The complex reality of mandatory IDF service in Israel is one that many people outside the country seem to not really understand. This show, about a group of Orthodox soldiers who volunteer for service, despite the consternation from their families and communities, won’t really tell you all you need to know about that reality, but it does illuminate some aspects of it, with compelling complex characters and stories.

“Our Boys” (Max)

The events of October 7 remain, and will always be, a unique horror for Israelis. And yet, in this show, which follows the killing of three Israeli teens in Gush Etzion that led to the kidnapping and killing of Palestinian teenager Mohammed Abu Khdeir, are traces of the same forces that we see in images out of Israel today, with many familiar players, from Benjamin Netanyahu, to murders and kidnappings by Hamas and Israeli settler violence.

“Checkout” (ChaiFlicks) 

This show takes place inside an Israeli supermarket, a sort of melting pot of all the elements of Israeli society. “Checkout” may be an idealistic, saccharine portrait of a reality we wish existed, but it is the show that Israelis have found most comfort in at times of strife. They even released post October 7 episodes to provide an extra familiar cocoon.
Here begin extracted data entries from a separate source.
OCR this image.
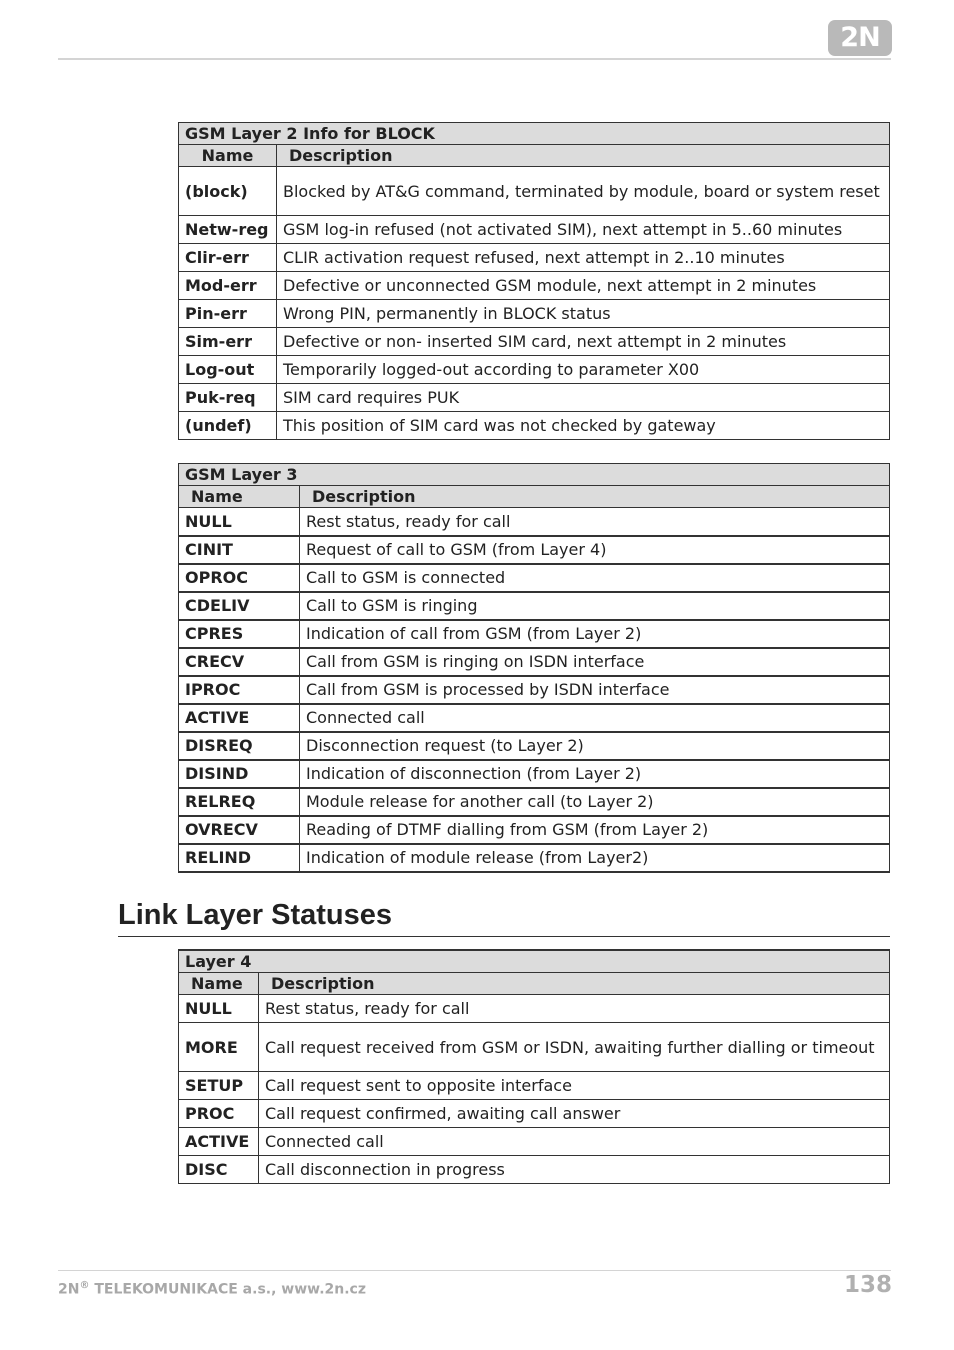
2N
GSM Layer 2 Info for BLOCK	
Name	Description
(block)	Blocked by AT&G command, terminated by module, board or system reset
Netw-reg	GSM log-in refused (not activated SIM), next attempt in 5..60 minutes
Clir-err	CLIR activation request refused, next attempt in 2..10 minutes
Mod-err	Defective or unconnected GSM module, next attempt in 2 minutes
Pin-err	Wrong PIN, permanently in BLOCK status
Sim-err	Defective or non- inserted SIM card, next attempt in 2 minutes
Log-out	Temporarily logged-out according to parameter X00
Puk-req	SIM card requires PUK
(undef)	This position of SIM card was not checked by gateway
GSM Layer 3	
Name	Description
NULL	Rest status, ready for call
CINIT	Request of call to GSM (from Layer 4)
OPROC	Call to GSM is connected
CDELIV	Call to GSM is ringing
CPRES	Indication of call from GSM (from Layer 2)
CRECV	Call from GSM is ringing on ISDN interface
IPROC	Call from GSM is processed by ISDN interface
ACTIVE	Connected call
DISREQ	Disconnection request (to Layer 2)
DISIND	Indication of disconnection (from Layer 2)
RELREQ	Module release for another call (to Layer 2)
OVRECV	Reading of DTMF dialling from GSM (from Layer 2)
RELIND	Indication of module release (from Layer2)
Link Layer Statuses
Layer 4	
Name	Description
NULL	Rest status, ready for call
MORE	Call request received from GSM or ISDN, awaiting further dialling or timeout
SETUP	Call request sent to opposite interface
PROC	Call request confirmed, awaiting call answer
ACTIVE	Connected call
DISC	Call disconnection in progress
2N® TELEKOMUNIKACE a.s., www.2n.cz	138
“The Lesson” (ChaiFlicks) 

If you want to understand the younger generation of Israelis, this show is a fascinating, devastating document about how both social media, as well as a growing sense of nationalism and anti-Arab sentiments, can take hold and derail lives. The show, about a conflict between a student and a teacher that starts when the former calls for Arabs to be banned from her local pool, is also really pertinent to how social media outrage can get out of hand.

“Valley of Tears” (Max)

The Yom Kippur War is a tragedy that many people have referred back to when thinking about this current moment, and this excellent show eloquently captures the price of war that the Jewish nation keeps paying through its youth.